To encourage innovation, and to convince everyone that the system actually works, some patron, perhaps a foundation or government, could make a habit of periodically but randomly announcing large buy orders for MRE futures at certain times and places in the near future. They actually take delivery of the MREs, and then auction them off to whomever shows up there then to taste the MREs at a big social event. In this way ordinary people can sometimes hold and taste the MREs, and we can all see that there is a system capable of producing and delivering at least modest quantities on short notice. The firms who supply these MREs will of course have to set up real processes to actually deliver them, and be paid big premiums for their efforts.

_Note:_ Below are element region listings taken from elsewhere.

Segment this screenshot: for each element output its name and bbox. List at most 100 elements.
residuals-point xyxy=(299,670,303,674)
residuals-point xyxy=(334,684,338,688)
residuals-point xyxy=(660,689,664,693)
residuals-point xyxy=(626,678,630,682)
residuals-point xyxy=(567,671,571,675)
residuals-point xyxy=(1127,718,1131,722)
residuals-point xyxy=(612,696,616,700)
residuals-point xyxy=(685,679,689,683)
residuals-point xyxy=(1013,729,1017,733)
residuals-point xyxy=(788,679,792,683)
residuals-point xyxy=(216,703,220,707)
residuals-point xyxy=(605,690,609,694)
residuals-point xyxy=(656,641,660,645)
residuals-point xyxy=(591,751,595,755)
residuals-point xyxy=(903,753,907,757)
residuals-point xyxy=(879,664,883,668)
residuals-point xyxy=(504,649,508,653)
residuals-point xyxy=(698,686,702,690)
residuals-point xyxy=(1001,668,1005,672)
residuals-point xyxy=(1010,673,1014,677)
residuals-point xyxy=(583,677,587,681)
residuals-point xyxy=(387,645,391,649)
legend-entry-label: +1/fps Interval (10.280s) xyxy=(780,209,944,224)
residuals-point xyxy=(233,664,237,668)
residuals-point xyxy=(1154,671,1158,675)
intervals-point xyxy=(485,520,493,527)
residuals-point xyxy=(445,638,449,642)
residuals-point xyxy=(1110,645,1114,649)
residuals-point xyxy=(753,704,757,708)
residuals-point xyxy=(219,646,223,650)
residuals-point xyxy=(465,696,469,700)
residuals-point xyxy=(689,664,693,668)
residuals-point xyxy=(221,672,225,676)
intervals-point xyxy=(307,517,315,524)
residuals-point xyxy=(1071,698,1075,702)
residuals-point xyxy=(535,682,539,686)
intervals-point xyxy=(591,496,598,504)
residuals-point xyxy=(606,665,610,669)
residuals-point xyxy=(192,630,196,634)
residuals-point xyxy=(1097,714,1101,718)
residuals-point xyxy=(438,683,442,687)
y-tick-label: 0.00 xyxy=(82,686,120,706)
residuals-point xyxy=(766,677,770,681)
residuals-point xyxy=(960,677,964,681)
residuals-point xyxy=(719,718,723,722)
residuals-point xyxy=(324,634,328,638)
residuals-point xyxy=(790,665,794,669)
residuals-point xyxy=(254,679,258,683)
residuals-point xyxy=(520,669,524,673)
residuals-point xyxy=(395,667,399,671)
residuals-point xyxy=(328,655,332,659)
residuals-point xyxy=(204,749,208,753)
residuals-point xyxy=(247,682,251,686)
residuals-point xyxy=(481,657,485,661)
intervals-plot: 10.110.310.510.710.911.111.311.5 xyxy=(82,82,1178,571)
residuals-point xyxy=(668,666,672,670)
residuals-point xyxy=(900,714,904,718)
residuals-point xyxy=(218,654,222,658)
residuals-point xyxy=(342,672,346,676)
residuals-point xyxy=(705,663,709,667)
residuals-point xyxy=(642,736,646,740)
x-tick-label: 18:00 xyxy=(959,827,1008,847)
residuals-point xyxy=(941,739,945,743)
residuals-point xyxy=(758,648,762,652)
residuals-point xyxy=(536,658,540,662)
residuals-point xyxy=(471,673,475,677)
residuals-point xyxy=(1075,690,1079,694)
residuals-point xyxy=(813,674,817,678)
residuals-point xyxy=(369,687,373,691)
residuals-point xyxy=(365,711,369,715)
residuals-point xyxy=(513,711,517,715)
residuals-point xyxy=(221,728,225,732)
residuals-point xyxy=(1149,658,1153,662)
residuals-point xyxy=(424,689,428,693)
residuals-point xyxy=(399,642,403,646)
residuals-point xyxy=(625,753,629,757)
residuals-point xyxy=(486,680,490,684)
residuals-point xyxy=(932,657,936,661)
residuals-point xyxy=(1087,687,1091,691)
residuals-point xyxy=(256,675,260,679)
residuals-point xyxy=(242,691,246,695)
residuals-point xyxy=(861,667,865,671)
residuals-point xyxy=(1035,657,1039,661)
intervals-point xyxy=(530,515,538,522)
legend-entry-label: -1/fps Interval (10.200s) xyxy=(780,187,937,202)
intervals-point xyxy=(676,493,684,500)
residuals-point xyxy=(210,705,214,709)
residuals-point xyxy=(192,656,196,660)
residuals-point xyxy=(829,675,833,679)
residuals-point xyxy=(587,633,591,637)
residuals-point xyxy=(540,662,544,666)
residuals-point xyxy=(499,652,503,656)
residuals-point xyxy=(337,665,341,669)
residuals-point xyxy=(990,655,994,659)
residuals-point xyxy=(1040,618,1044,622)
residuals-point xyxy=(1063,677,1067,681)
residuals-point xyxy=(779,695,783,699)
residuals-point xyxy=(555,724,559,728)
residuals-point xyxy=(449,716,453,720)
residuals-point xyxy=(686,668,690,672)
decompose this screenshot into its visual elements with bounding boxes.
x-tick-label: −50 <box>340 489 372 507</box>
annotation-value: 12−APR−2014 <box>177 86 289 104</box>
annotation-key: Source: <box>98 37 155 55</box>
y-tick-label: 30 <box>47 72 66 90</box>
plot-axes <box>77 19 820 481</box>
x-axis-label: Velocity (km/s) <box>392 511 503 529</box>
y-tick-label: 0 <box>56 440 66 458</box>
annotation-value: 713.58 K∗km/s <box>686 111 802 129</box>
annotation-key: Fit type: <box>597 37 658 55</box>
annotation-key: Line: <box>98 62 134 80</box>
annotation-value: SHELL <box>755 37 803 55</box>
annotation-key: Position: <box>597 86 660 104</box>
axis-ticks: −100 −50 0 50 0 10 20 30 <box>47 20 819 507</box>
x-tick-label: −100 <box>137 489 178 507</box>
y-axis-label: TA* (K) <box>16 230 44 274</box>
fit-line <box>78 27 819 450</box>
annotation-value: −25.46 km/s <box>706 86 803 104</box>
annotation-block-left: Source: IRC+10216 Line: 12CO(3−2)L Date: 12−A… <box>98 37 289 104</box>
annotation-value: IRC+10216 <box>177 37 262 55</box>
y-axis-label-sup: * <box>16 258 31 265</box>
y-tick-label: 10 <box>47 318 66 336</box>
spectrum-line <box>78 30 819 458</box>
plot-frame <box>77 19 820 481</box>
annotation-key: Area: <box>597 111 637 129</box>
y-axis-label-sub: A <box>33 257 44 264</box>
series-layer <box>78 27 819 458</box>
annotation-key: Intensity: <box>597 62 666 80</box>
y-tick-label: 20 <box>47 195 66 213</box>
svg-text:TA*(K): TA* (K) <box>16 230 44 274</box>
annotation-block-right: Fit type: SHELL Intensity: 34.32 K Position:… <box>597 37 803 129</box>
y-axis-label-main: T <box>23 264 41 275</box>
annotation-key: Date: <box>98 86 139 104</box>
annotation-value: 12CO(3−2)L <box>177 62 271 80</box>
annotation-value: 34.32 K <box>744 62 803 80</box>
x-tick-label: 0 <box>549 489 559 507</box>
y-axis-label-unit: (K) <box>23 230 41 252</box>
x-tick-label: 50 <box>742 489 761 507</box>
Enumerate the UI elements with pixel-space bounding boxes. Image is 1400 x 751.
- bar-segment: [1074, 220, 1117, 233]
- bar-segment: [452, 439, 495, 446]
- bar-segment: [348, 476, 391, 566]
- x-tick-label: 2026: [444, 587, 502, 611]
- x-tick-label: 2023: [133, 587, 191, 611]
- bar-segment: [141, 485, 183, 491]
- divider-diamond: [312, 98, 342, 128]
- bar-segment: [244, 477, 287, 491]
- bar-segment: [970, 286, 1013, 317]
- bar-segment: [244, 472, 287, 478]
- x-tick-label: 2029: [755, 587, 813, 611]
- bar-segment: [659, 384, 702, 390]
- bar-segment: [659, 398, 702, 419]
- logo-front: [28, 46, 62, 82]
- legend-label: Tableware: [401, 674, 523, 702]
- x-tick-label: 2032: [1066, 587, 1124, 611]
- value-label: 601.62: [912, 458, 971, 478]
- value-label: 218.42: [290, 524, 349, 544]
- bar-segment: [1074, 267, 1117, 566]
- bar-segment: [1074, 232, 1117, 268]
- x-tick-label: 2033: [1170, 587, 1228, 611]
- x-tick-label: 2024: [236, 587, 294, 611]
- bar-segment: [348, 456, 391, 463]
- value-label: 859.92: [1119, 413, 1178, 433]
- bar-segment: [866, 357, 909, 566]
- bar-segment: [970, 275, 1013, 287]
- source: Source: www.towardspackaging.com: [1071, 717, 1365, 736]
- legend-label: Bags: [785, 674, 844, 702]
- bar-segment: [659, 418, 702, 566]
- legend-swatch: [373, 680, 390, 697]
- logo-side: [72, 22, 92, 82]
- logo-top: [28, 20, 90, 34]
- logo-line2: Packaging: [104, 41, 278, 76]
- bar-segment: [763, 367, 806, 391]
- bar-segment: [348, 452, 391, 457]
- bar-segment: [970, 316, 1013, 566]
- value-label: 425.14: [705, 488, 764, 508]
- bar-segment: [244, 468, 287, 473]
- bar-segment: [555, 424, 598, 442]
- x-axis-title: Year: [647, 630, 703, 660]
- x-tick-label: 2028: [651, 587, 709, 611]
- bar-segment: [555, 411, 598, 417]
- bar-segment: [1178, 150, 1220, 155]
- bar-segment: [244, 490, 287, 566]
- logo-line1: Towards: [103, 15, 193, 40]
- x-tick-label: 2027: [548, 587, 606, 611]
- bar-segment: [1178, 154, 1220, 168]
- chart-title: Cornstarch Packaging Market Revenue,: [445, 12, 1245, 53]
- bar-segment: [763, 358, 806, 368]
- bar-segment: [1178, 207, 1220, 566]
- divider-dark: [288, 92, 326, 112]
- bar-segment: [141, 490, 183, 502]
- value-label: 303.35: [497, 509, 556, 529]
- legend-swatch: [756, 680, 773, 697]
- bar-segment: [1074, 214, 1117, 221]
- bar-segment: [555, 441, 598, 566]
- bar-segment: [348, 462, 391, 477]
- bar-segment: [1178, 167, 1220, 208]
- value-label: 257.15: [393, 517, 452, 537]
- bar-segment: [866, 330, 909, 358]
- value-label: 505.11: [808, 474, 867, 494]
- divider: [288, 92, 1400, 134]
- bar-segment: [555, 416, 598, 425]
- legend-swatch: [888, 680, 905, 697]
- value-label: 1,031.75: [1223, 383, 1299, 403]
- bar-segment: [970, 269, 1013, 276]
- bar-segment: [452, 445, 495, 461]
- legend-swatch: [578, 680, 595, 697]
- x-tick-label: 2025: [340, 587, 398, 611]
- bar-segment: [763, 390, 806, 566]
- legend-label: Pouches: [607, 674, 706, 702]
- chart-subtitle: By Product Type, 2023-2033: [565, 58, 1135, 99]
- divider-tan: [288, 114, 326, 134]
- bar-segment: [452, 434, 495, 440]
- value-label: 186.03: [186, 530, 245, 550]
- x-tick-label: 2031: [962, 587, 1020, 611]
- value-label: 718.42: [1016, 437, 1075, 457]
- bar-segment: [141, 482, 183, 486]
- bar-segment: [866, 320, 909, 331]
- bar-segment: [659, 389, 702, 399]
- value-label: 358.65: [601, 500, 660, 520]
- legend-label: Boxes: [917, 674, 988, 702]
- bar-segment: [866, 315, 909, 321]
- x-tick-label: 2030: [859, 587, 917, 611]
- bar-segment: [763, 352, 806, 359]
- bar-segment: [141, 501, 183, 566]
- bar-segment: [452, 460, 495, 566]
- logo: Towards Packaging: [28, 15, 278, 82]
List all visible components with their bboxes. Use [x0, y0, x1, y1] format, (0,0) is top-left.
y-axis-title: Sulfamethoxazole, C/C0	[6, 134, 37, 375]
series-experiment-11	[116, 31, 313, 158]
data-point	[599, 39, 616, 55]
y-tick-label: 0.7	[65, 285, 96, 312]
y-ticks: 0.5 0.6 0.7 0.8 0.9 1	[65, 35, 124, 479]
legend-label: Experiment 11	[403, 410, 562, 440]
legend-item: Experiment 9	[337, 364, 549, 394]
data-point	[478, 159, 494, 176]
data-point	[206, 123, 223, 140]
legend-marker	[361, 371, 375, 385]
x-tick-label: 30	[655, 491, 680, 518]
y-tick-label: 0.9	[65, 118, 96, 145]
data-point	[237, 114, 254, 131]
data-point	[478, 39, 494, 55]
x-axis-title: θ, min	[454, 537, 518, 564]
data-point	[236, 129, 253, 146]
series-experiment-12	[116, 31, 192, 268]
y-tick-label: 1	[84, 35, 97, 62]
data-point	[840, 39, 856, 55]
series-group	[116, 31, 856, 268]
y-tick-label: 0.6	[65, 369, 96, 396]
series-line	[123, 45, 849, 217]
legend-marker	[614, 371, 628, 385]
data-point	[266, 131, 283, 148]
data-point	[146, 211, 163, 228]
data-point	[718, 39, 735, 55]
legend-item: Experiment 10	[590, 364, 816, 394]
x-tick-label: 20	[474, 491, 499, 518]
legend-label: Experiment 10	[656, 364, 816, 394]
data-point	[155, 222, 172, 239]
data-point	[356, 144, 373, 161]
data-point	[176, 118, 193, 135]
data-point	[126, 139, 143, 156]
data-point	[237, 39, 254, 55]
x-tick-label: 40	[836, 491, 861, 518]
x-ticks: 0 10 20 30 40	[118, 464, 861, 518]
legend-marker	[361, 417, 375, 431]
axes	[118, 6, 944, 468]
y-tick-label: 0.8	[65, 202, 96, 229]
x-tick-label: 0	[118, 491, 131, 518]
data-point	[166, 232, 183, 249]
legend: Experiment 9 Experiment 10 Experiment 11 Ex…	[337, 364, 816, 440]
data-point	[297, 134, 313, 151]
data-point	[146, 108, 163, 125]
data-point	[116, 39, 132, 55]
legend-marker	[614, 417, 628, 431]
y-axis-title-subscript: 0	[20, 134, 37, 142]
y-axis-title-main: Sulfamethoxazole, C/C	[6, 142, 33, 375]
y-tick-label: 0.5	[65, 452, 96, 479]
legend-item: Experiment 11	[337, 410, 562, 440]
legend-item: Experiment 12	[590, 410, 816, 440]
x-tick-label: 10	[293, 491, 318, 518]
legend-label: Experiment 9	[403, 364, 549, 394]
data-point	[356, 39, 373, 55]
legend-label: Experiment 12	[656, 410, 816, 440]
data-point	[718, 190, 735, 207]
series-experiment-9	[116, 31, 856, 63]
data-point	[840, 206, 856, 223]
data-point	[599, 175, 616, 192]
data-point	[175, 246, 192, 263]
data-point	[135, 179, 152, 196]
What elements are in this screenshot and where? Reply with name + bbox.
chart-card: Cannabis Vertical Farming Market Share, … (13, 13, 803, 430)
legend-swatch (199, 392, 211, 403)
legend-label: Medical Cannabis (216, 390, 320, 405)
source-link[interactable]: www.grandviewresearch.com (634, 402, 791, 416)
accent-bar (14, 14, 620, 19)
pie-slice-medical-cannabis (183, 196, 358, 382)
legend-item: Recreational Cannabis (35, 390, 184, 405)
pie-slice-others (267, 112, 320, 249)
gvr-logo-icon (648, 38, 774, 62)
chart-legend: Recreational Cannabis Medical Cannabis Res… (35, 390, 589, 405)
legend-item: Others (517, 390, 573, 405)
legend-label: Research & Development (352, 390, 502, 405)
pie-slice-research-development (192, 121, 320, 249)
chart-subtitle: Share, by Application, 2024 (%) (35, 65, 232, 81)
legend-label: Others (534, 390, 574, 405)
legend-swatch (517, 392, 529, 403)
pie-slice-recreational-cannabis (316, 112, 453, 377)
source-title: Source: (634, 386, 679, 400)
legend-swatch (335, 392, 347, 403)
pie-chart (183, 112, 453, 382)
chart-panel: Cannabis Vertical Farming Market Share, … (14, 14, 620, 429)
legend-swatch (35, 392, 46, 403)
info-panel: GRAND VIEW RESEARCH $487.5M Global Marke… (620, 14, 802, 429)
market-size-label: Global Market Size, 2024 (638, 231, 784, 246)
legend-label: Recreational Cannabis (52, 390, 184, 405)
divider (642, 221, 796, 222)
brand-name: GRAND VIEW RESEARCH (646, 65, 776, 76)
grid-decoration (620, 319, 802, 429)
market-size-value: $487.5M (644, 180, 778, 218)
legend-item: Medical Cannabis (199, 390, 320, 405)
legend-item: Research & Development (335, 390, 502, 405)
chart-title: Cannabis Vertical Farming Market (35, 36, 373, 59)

These new MREs may not meet current regulatory requirements for food, and it may not be easy to adapt them to meet such requirements. Such requirements should be relaxed in a crisis, via a new crisis regulatory regime. It would be better to set that regime up ahead of time, instead of trying to negotiate it during a crisis. Such a new regulatory regime could be tested during these periodic random big MRE orders. Regulators could test the delivered MREs and only let people eat the ones that pasts their tests. Firms that had passed tests at previous events might be pre-approved for delivering MREs to future events, at least if they didn’t change their product too much. And during a real crisis, such firms could be pre-approved to rapidly increase production and delivery of their product. This offers an added incentive for firms to participate in these tests.
MRE futures markets might also help the world to coordinate expectations about which kinds of food crises might appear when under what circumstances. Special conditional futures contracts could be created, where one only promises to deliver MREs given certain world events or policies. If the event doesn’t happen, you don’t have to deliver. The relative prices of future contracts for different events and policies would reveal speculator expectations about how the chance and severity of food crises depend on such events and policies.
And that’s my big idea. Yes it will cost real resources, and I of course hope we never have to use it in a real crisis. But it seems to me far preferable to most of us starving to death. Far preferable.